According to her, should help have been more readily available to her daughter, the fatal incident may have been avoided. Her comments come at a time when the Northern Gambling Service (NHS) is focusing on developing more comprehensive services to help gambling addicts, including a clinic in Leeds, the first outside London.
The clinic is commissioned by the National Health System (NHS) and GambleAware, an NGO looking to boost awareness about the problems that gambling addicts face. The two organizations are funding the campaign which is expected to cost £1 million per annum.
To be successful, the NHS has to rely on volunteers who have experienced the problem themselves. One of those volunteers is Chris Murphy from Leeds. Murphy became an addict when he won £350 off a single wager back he was 17 and has since spent £100,000 on various gambling contests.
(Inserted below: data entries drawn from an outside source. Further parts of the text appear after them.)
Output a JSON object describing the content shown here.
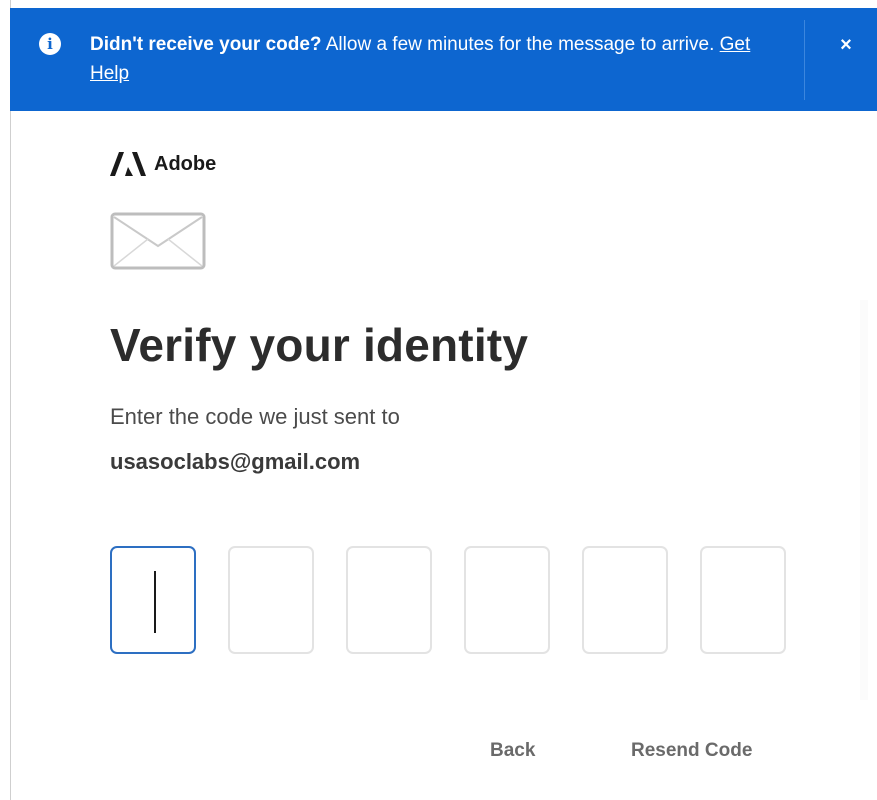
{
  "banner": {
    "bold_text": "Didn't receive your code?",
    "text": " Allow a few minutes for the message to arrive. ",
    "link_label": "Get Help",
    "close_label": "×",
    "info_glyph": "i",
    "info_icon": "info-icon",
    "background_color": "#0d66d0"
  },
  "logo": {
    "text": "Adobe"
  },
  "main": {
    "title": "Verify your identity",
    "subtitle": "Enter the code we just sent to",
    "email": "usasoclabs@gmail.com"
  },
  "code_inputs": [
    {
      "value": "",
      "focused": true
    },
    {
      "value": "",
      "focused": false
    },
    {
      "value": "",
      "focused": false
    },
    {
      "value": "",
      "focused": false
    },
    {
      "value": "",
      "focused": false
    },
    {
      "value": "",
      "focused": false
    }
  ],
  "actions": {
    "back_label": "Back",
    "resend_label": "Resend Code"
  }
}
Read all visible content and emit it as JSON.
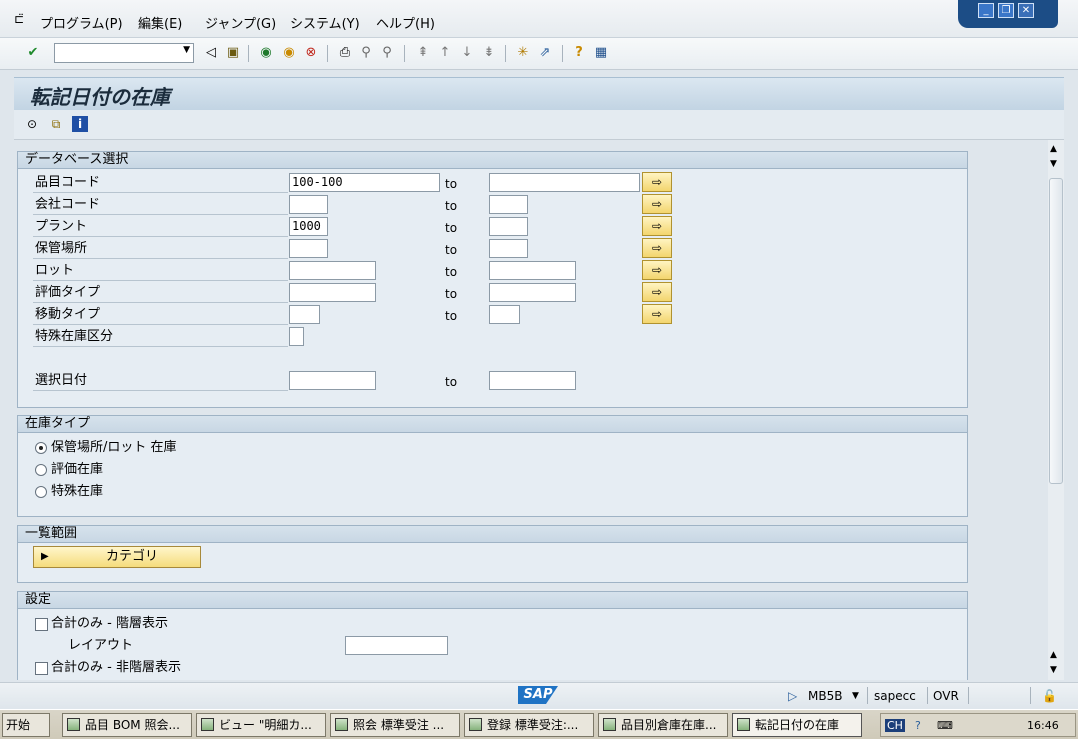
{
  "menu": {
    "items": [
      "プログラム(P)",
      "編集(E)",
      "ジャンプ(G)",
      "システム(Y)",
      "ヘルプ(H)"
    ]
  },
  "toolbar": {
    "command_value": ""
  },
  "page_title": "転記日付の在庫",
  "sections": {
    "database": {
      "title": "データベース選択",
      "rows": [
        {
          "label": "品目コード",
          "from": "100-100",
          "to_label": "to",
          "to": ""
        },
        {
          "label": "会社コード",
          "from": "",
          "to_label": "to",
          "to": ""
        },
        {
          "label": "プラント",
          "from": "1000",
          "to_label": "to",
          "to": ""
        },
        {
          "label": "保管場所",
          "from": "",
          "to_label": "to",
          "to": ""
        },
        {
          "label": "ロット",
          "from": "",
          "to_label": "to",
          "to": ""
        },
        {
          "label": "評価タイプ",
          "from": "",
          "to_label": "to",
          "to": ""
        },
        {
          "label": "移動タイプ",
          "from": "",
          "to_label": "to",
          "to": ""
        },
        {
          "label": "特殊在庫区分",
          "from": ""
        },
        {
          "label": "選択日付",
          "from": "",
          "to_label": "to",
          "to": ""
        }
      ]
    },
    "stock_type": {
      "title": "在庫タイプ",
      "options": [
        "保管場所/ロット 在庫",
        "評価在庫",
        "特殊在庫"
      ],
      "selected": "保管場所/ロット 在庫"
    },
    "list_scope": {
      "title": "一覧範囲",
      "button_label": "カテゴリ"
    },
    "settings": {
      "title": "設定",
      "check1": "合計のみ - 階層表示",
      "layout_label": "レイアウト",
      "layout_value": "",
      "check2": "合計のみ - 非階層表示"
    }
  },
  "statusbar": {
    "logo": "SAP",
    "tcode": "MB5B",
    "server": "sapecc",
    "mode": "OVR"
  },
  "taskbar": {
    "start": "开始",
    "tasks": [
      "品目 BOM 照会...",
      "ビュー \"明細カ...",
      "照会 標準受注 ...",
      "登録 標準受注:...",
      "品目別倉庫在庫...",
      "転記日付の在庫"
    ],
    "tray_text": "CH",
    "clock": "16:46"
  }
}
When he was 23, Murphy tried to take his own life.
Today he is 33 and he hasn’t gambled for eight months. Speaking to the BBC, Murphy revealed his opinion of the issue. To him, the problem lied in the fact that there was lack of support and awareness for the issue.
As well as a lot of ‘self-defeatism,’ with addicts constantly putting themselves down. Chiming in, NGS consultant psychologist Matthew Gaskell has shed some light on how the organization intends to help gambling addicts.
First, Gaskell explained that not every two addicts are alike and therefore more personalized care packages should be sought out. This is just the beginning though, as the United Kingdom is now hoping to see 14 such clinics open doors to assist people.
Presently, there are 340,000 people across the United Kingdom who suffer from advanced stages of gambling addiction.